Re: What is the equasion for a sound wave?

Sound waves are generated by something moving back and forth in air and can 
be called a vibrating body.  The back-and-forth motion of the vibrating 
body can have many different forms but can be visualized as a graph.  The 
graph of the back and forth motion as a function of time is called a 
waveform.  Waveforms can be very complex.
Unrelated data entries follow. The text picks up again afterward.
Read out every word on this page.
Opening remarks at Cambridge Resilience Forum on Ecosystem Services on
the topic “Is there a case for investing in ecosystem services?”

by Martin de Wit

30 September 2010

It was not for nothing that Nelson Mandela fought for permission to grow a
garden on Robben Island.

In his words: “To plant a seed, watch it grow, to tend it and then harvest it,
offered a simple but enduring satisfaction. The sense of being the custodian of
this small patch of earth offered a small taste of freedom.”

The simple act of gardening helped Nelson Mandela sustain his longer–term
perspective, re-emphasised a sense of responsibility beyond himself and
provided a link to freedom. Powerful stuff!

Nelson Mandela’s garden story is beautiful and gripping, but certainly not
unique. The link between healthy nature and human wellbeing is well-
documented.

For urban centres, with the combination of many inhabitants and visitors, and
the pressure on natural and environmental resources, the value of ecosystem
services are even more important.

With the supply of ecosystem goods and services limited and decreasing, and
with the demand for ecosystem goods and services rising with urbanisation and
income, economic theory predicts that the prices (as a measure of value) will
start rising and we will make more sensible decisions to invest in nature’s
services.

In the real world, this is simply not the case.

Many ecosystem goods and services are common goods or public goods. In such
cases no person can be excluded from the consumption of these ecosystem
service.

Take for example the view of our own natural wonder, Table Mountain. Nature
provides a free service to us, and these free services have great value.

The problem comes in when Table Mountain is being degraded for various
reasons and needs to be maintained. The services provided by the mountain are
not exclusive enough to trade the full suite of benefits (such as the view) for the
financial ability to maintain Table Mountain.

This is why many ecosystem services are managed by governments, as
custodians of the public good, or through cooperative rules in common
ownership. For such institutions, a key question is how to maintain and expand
The simplest repetitive back- and-forth motion is called simple harmonic 
motion.  This is the kind of motion characteristic of a loudspeaker 
diaphragm when it is producing a pure tone.  The back and forth motion can 
be graphed, in this case by plotting the displacement of the loudspeaker 
diaphragm as a function of time.  At rest, the position of the diaphragm is 
at zero displacement.  The displacements when it is producing sound go back 
and forth around this zero point.

A back-and-forth motion can also be depicted as a line rotating around a 
point, much like the hand of a clock moving in a clockwise direction.  Noon 
represents the zero point of the loudspeaker diaphragm movement, 3 o'clock 
represents the maximum excursion of the loudspeaker diaphragm in one 
direction, 6 o'clock again represents the zero point of excursion, 9 
o'clock represents the point of maximum excursion but in the opposite 
direction, and finally, noon represents the completion of one back and 
forth motion back to the zero starting point.  This rotation of a line 
could be described in terms of the degrees of a circle, from 0 to 360 
degrees.  The curve obtained by graphing the trigonometric sines of angles 
from 0 to 360 degrees is identical to the curve defining simple harmonic 
motion.  The resulting function is then a mathematical formula for a sine 
function.

Here is how to make a graph of a pure tone.  Make the x axis go from 0 to 
360 degrees in 10 degree increments.  Make the y axis go from –1 through 
zero to +1.  Compute the sine of zero degrees (if you are using a 
calculator make sure the sine function expects degrees instead of radians) 
and plot the result, in this case, 0.  Then do the same for 10 degrees (you 
should get 0.1736481777), then 20 degrees (you should get 0.3420201433), 
etc.  The resulting function will then be a sine function and will 
represent simple harmonic motion, or the waveform of a pure tone.

Incidentally, all other sounds, even the speech sounds you make when saying 
"Lets go to the baseball game", are simply the combinations of various sine 
waves.  Another way of looking at this is that the complex waveform of any 
sound can be broken down into its component sine waves.